The deal was agreed between the EU Council presidency held by Cyprus and the European Parliament, and takes the form of a new regulation, the Council of the EU disclosed on Tuesday.

The regulation sets out measures intended to improve the security of supply and availability of medicines classed as “critical” across the bloc, including steps to diversify supply chains and strengthen manufacturing capacity in the EU for these medicines and their active ingredients.

“Patients should not have to worry about whether critical medicines such as antibiotics will be available at their pharmacy or hospital,” Neophytos Charalambides, Cyprus’s minister of health, said.

Procurement, stockpiles and orphan medicines

Under the agreement, public bodies buying critical medicines would be required to apply “resilience-related requirements” in procurement procedures, according to the Council of the EU.

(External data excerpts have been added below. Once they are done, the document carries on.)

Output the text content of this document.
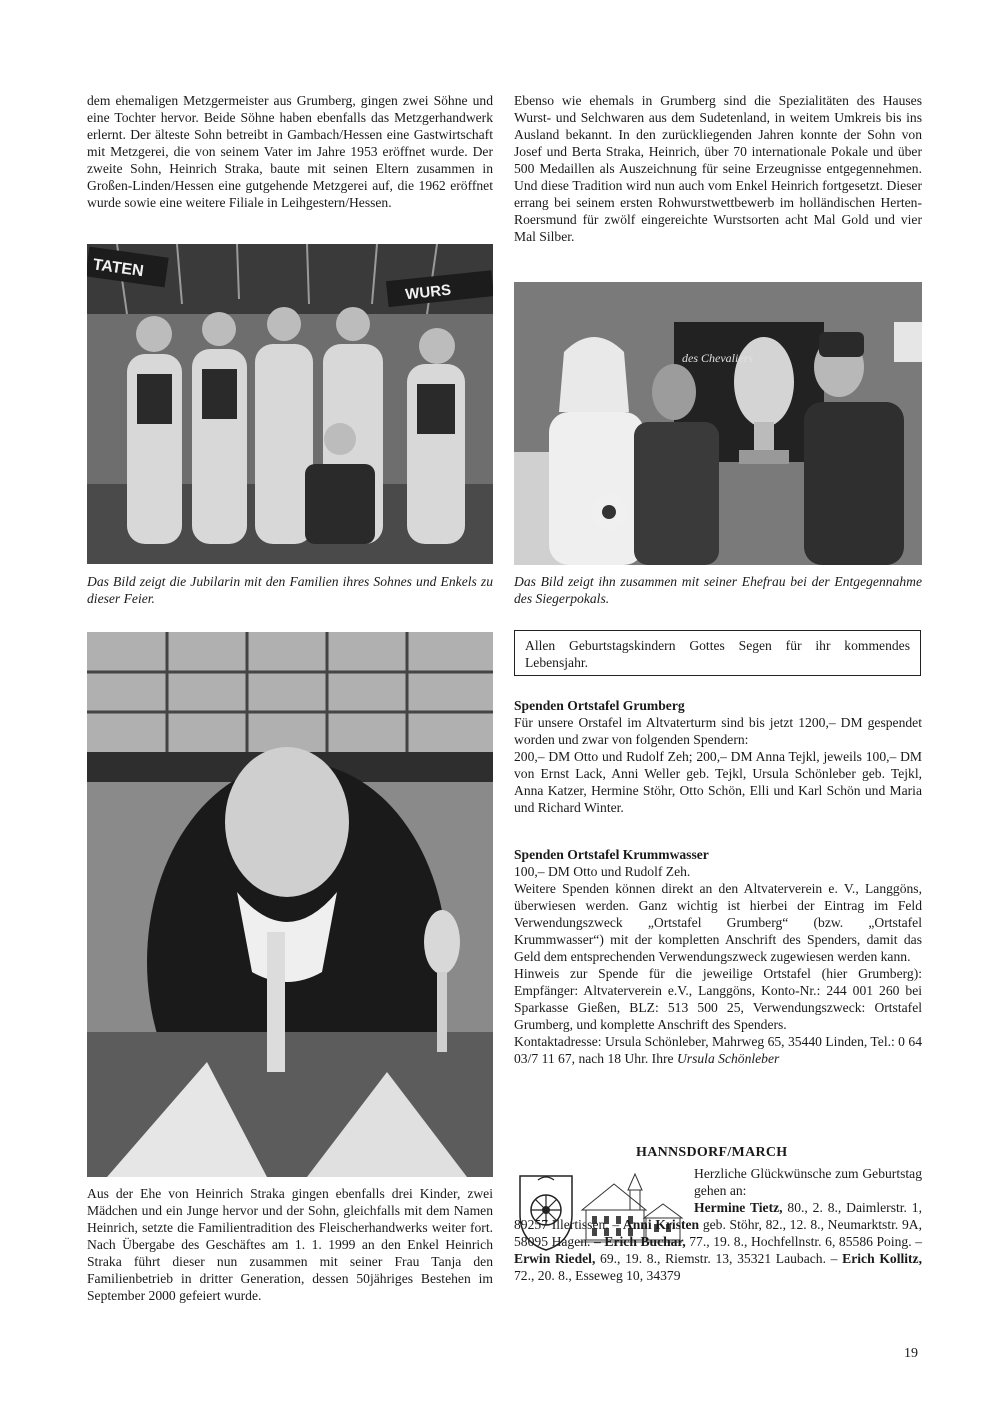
dem ehemaligen Metzgermeister aus Grumberg, gingen zwei Söhne und eine Tochter hervor. Beide Söhne haben ebenfalls das Metzgerhandwerk erlernt. Der älteste Sohn betreibt in Gambach/Hessen eine Gastwirtschaft mit Metzgerei, die von seinem Vater im Jahre 1953 eröffnet wurde. Der zweite Sohn, Heinrich Straka, baute mit seinen Eltern zusammen in Großen-Linden/Hessen eine gutgehende Metzgerei auf, die 1962 eröffnet wurde sowie eine weitere Filiale in Leihgestern/Hessen.

TATEN
WURS

Das Bild zeigt die Jubilarin mit den Familien ihres Sohnes und Enkels zu dieser Feier.

Aus der Ehe von Heinrich Straka gingen ebenfalls drei Kinder, zwei Mädchen und ein Junge hervor und der Sohn, gleichfalls mit dem Namen Heinrich, setzte die Familientradition des Fleischerhandwerks weiter fort. Nach Übergabe des Geschäftes am 1. 1. 1999 an den Enkel Heinrich Straka führt dieser nun zusammen mit seiner Frau Tanja den Familienbetrieb in dritter Generation, dessen 50jähriges Bestehen im September 2000 gefeiert wurde.

Ebenso wie ehemals in Grumberg sind die Spezialitäten des Hauses Wurst- und Selchwaren aus dem Sudetenland, in weitem Umkreis bis ins Ausland bekannt. In den zurückliegenden Jahren konnte der Sohn von Josef und Berta Straka, Heinrich, über 70 internationale Pokale und über 500 Medaillen als Auszeichnung für seine Erzeugnisse entgegennehmen. Und diese Tradition wird nun auch vom Enkel Heinrich fortgesetzt. Dieser errang bei seinem ersten Rohwurstwettbewerb im holländischen Herten-Roersmund für zwölf eingereichte Wurstsorten acht Mal Gold und vier Mal Silber.

des Chevaliers

Das Bild zeigt ihn zusammen mit seiner Ehefrau bei der Entgegennahme des Siegerpokals.

Allen Geburtstagskindern Gottes Segen für ihr kommendes Lebensjahr.

Spenden Ortstafel Grumberg

Für unsere Orstafel im Altvaterturm sind bis jetzt 1200,– DM gespendet worden und zwar von folgenden Spendern:

200,– DM Otto und Rudolf Zeh; 200,– DM Anna Tejkl, jeweils 100,– DM von Ernst Lack, Anni Weller geb. Tejkl, Ursula Schönleber geb. Tejkl, Anna Katzer, Hermine Stöhr, Otto Schön, Elli und Karl Schön und Maria und Richard Winter.

Spenden Ortstafel Krummwasser

100,– DM Otto und Rudolf Zeh.

Weitere Spenden können direkt an den Altvaterverein e. V., Langgöns, überwiesen werden. Ganz wichtig ist hierbei der Eintrag im Feld Verwendungszweck „Ortstafel Grumberg“ (bzw. „Ortstafel Krummwasser“) mit der kompletten Anschrift des Spenders, damit das Geld dem entsprechenden Verwendungszweck zugewiesen werden kann.

Hinweis zur Spende für die jeweilige Ortstafel (hier Grumberg): Empfänger: Altvaterverein e.V., Langgöns, Konto-Nr.: 244 001 260 bei Sparkasse Gießen, BLZ: 513 500 25, Verwendungszweck: Ortstafel Grumberg, und komplette Anschrift des Spenders.

Kontaktadresse: Ursula Schönleber, Mahrweg 65, 35440 Linden, Tel.: 0 64 03/7 11 67, nach 18 Uhr. Ihre Ursula Schönleber

HANNSDORF/MARCH

Herzliche Glückwünsche zum Geburtstag gehen an:

Hermine Tietz, 80., 2. 8., Daimlerstr. 1, 89257 Illertissen. – Anni Kristen geb. Stöhr, 82., 12. 8., Neumarktstr. 9A, 58095 Hagen. – Erich Buchar, 77., 19. 8., Hochfellnstr. 6, 85586 Poing. – Erwin Riedel, 69., 19. 8., Riemstr. 13, 35321 Laubach. – Erich Kollitz, 72., 20. 8., Esseweg 10, 34379

19
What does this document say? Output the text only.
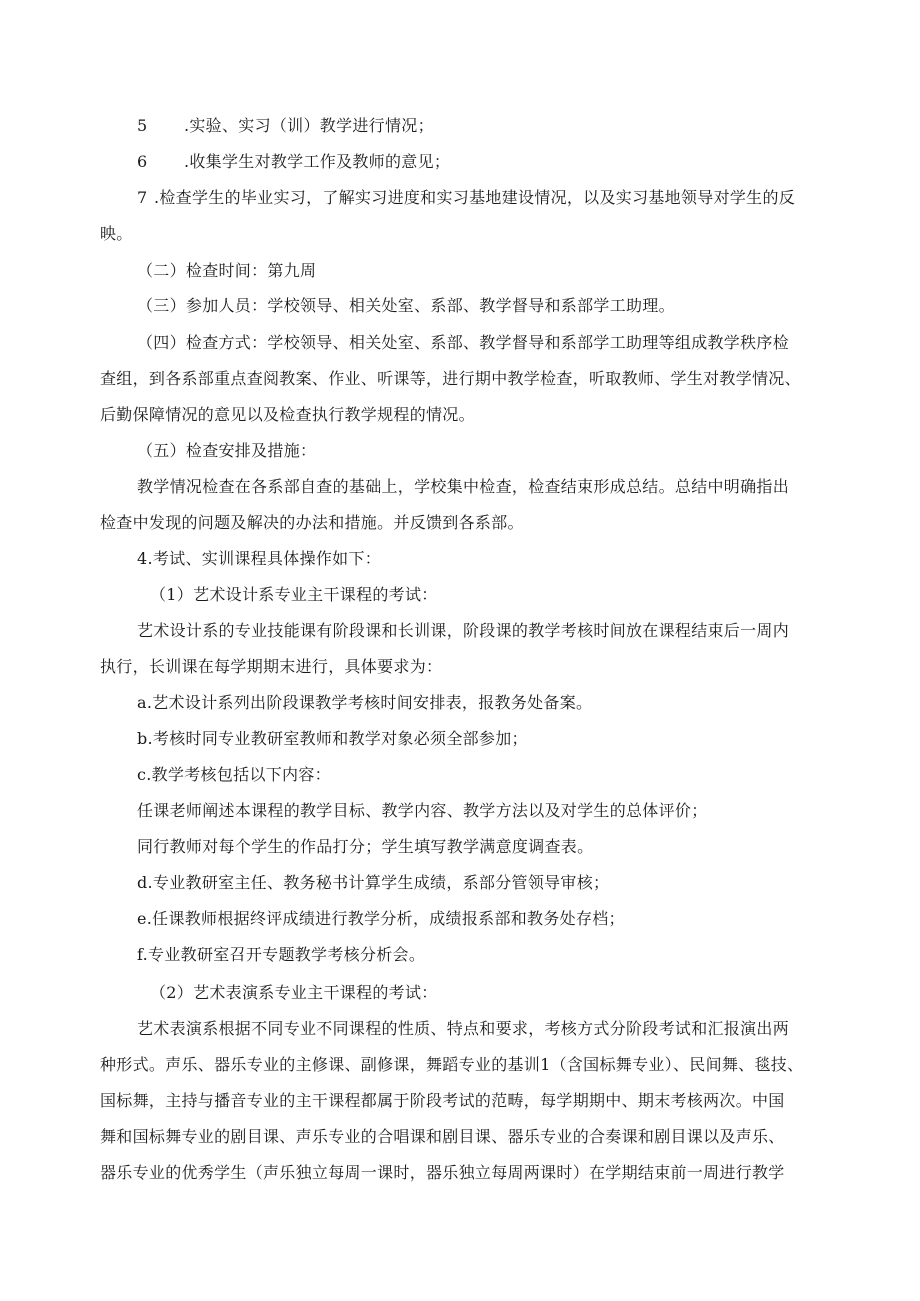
5 .实验、实习（训）教学进行情况；
6 .收集学生对教学工作及教师的意见；
7 .检查学生的毕业实习，了解实习进度和实习基地建设情况，以及实习基地领导对学生的反
映。
（二）检查时间：第九周
（三）参加人员：学校领导、相关处室、系部、教学督导和系部学工助理。
（四）检查方式：学校领导、相关处室、系部、教学督导和系部学工助理等组成教学秩序检
查组，到各系部重点查阅教案、作业、听课等，进行期中教学检查，听取教师、学生对教学情况、
后勤保障情况的意见以及检查执行教学规程的情况。
（五）检查安排及措施：
教学情况检查在各系部自查的基础上，学校集中检查，检查结束形成总结。总结中明确指出
检查中发现的问题及解决的办法和措施。并反馈到各系部。
4.考试、实训课程具体操作如下：
（1）艺术设计系专业主干课程的考试：
艺术设计系的专业技能课有阶段课和长训课，阶段课的教学考核时间放在课程结束后一周内
执行，长训课在每学期期末进行，具体要求为：
a.艺术设计系列出阶段课教学考核时间安排表，报教务处备案。
b.考核时同专业教研室教师和教学对象必须全部参加；
c.教学考核包括以下内容：
任课老师阐述本课程的教学目标、教学内容、教学方法以及对学生的总体评价；
同行教师对每个学生的作品打分；学生填写教学满意度调查表。
d.专业教研室主任、教务秘书计算学生成绩，系部分管领导审核；
e.任课教师根据终评成绩进行教学分析，成绩报系部和教务处存档；
f.专业教研室召开专题教学考核分析会。
（2）艺术表演系专业主干课程的考试：
艺术表演系根据不同专业不同课程的性质、特点和要求，考核方式分阶段考试和汇报演出两
种形式。声乐、器乐专业的主修课、副修课，舞蹈专业的基训1（含国标舞专业）、民间舞、毯技、
国标舞，主持与播音专业的主干课程都属于阶段考试的范畴，每学期期中、期末考核两次。中国
舞和国标舞专业的剧目课、声乐专业的合唱课和剧目课、器乐专业的合奏课和剧目课以及声乐、
器乐专业的优秀学生（声乐独立每周一课时，器乐独立每周两课时）在学期结束前一周进行教学
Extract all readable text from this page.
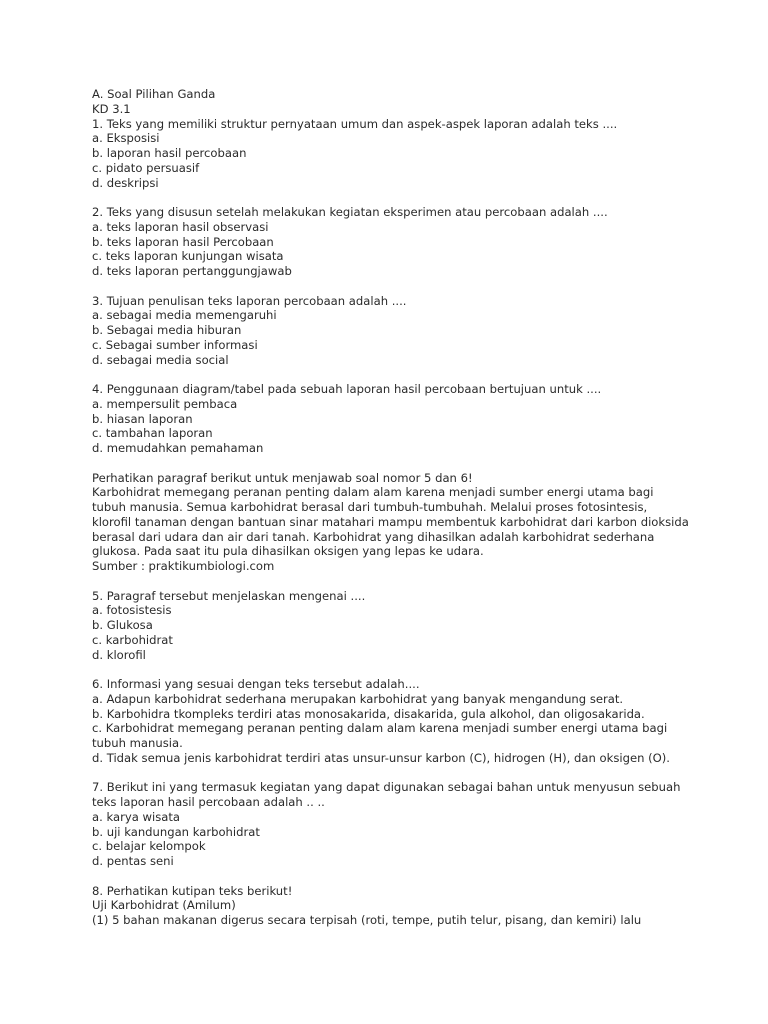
A. Soal Pilihan Ganda
KD 3.1
1. Teks yang memiliki struktur pernyataan umum dan aspek-aspek laporan adalah teks ....
a. Eksposisi
b. laporan hasil percobaan
c. pidato persuasif
d. deskripsi
2. Teks yang disusun setelah melakukan kegiatan eksperimen atau percobaan adalah ....
a. teks laporan hasil observasi
b. teks laporan hasil Percobaan
c. teks laporan kunjungan wisata
d. teks laporan pertanggungjawab
3. Tujuan penulisan teks laporan percobaan adalah ....
a. sebagai media memengaruhi
b. Sebagai media hiburan
c. Sebagai sumber informasi
d. sebagai media social
4. Penggunaan diagram/tabel pada sebuah laporan hasil percobaan bertujuan untuk ....
a. mempersulit pembaca
b. hiasan laporan
c. tambahan laporan
d. memudahkan pemahaman
Perhatikan paragraf berikut untuk menjawab soal nomor 5 dan 6!
Karbohidrat memegang peranan penting dalam alam karena menjadi sumber energi utama bagi
tubuh manusia. Semua karbohidrat berasal dari tumbuh-tumbuhah. Melalui proses fotosintesis,
klorofil tanaman dengan bantuan sinar matahari mampu membentuk karbohidrat dari karbon dioksida
berasal dari udara dan air dari tanah. Karbohidrat yang dihasilkan adalah karbohidrat sederhana
glukosa. Pada saat itu pula dihasilkan oksigen yang lepas ke udara.
Sumber : praktikumbiologi.com
5. Paragraf tersebut menjelaskan mengenai ....
a. fotosistesis
b. Glukosa
c. karbohidrat
d. klorofil
6. Informasi yang sesuai dengan teks tersebut adalah....
a. Adapun karbohidrat sederhana merupakan karbohidrat yang banyak mengandung serat.
b. Karbohidra tkompleks terdiri atas monosakarida, disakarida, gula alkohol, dan oligosakarida.
c. Karbohidrat memegang peranan penting dalam alam karena menjadi sumber energi utama bagi
tubuh manusia.
d. Tidak semua jenis karbohidrat terdiri atas unsur-unsur karbon (C), hidrogen (H), dan oksigen (O).
7. Berikut ini yang termasuk kegiatan yang dapat digunakan sebagai bahan untuk menyusun sebuah
teks laporan hasil percobaan adalah .. ..
a. karya wisata
b. uji kandungan karbohidrat
c. belajar kelompok
d. pentas seni
8. Perhatikan kutipan teks berikut!
Uji Karbohidrat (Amilum)
(1) 5 bahan makanan digerus secara terpisah (roti, tempe, putih telur, pisang, dan kemiri) lalu
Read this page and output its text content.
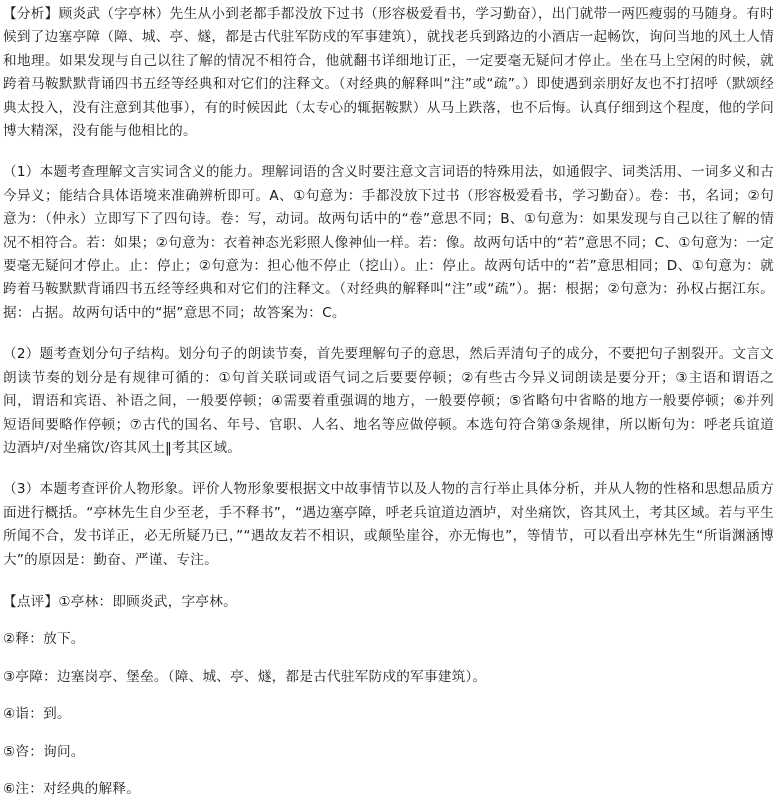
【分析】顾炎武（字亭林）先生从小到老都手都没放下过书（形容极爱看书，学习勤奋），出门就带一两匹瘦弱的马随身。有时候到了边塞亭障（障、城、亭、燧，都是古代驻军防戍的军事建筑），就找老兵到路边的小酒店一起畅饮，询问当地的风土人情和地理。如果发现与自己以往了解的情况不相符合，他就翻书详细地订正，一定要毫无疑问才停止。坐在马上空闲的时候，就跨着马鞍默默背诵四书五经等经典和对它们的注释文。（对经典的解释叫“注”或“疏”。）即使遇到亲朋好友也不打招呼（默颂经典太投入，没有注意到其他事），有的时候因此（太专心的辄据鞍默）从马上跌落，也不后悔。认真仔细到这个程度，他的学问博大精深，没有能与他相比的。

（1）本题考查理解文言实词含义的能力。理解词语的含义时要注意文言词语的特殊用法，如通假字、词类活用、一词多义和古今异义；能结合具体语境来准确辨析即可。A、①句意为：手都没放下过书（形容极爱看书，学习勤奋）。卷：书，名词；②句意为：（仲永）立即写下了四句诗。卷：写，动词。故两句话中的“卷”意思不同；B、①句意为：如果发现与自己以往了解的情况不相符合。若：如果；②句意为：衣着神态光彩照人像神仙一样。若：像。故两句话中的“若”意思不同；C、①句意为：一定要毫无疑问才停止。止：停止；②句意为：担心他不停止（挖山）。止：停止。故两句话中的“若”意思相同；D、①句意为：就跨着马鞍默默背诵四书五经等经典和对它们的注释文。（对经典的解释叫“注”或“疏”）。据：根据；②句意为：孙权占据江东。据：占据。故两句话中的“据”意思不同；故答案为：C。

（2）题考查划分句子结构。划分句子的朗读节奏，首先要理解句子的意思，然后弄清句子的成分，不要把句子割裂开。文言文朗读节奏的划分是有规律可循的：①句首关联词或语气词之后要要停顿；②有些古今异义词朗读是要分开；③主语和谓语之间，谓语和宾语、补语之间，一般要停顿；④需要着重强调的地方，一般要停顿；⑤省略句中省略的地方一般要停顿；⑥并列短语间要略作停顿；⑦古代的国名、年号、官职、人名、地名等应做停顿。本选句符合第③条规律，所以断句为：呼老兵谊道边酒垆/对坐痛饮/咨其风土‖考其区域。

（3）本题考查评价人物形象。评价人物形象要根据文中故事情节以及人物的言行举止具体分析，并从人物的性格和思想品质方面进行概括。“亭林先生自少至老，手不释书”，“遇边塞亭障，呼老兵谊道边酒垆，对坐痛饮，咨其风土，考其区域。若与平生所闻不合，发书详正，必无所疑乃已，”“遇故友若不相识，或颠坠崖谷，亦无悔也”，等情节，可以看出亭林先生“所诣渊涵博大”的原因是：勤奋、严谨、专注。

【点评】①亭林：即顾炎武，字亭林。

②释：放下。

③亭障：边塞岗亭、堡垒。（障、城、亭、燧，都是古代驻军防戍的军事建筑）。

④诣：到。

⑤咨：询问。

⑥注：对经典的解释。

zxxk.com
zxxk.com
zxxk.com
zxxk.com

EU countries would also be able to take part in collaborative procurement — buying together — for critical medicines and “medicines of common interest.”

The threshold for the number of member states needed to ask the European Commission to procure on their behalf would fall from nine to five under the text agreed by the co-legislators.

On contingency stock requirements, the agreement says they should be transparent and respect “solidarity and proportionality”, and includes measures for member states to share information about such requirements.

The text also clarifies the use of an existing voluntary solidarity mechanism for exchanging data on contingency stocks and allowing countries to reallocate critical medicine products on a voluntary basis when needed.

The scope of the act would be expanded to include certain “orphan medicinal products” — medicines for life-threatening or very serious conditions affecting no more than five in 10,000 people in the EU — in areas including strategic projects and collaborative procurement.

The provisional agreement must still be endorsed by the Council and the Parliament before it is formally adopted following a legal and linguistic review.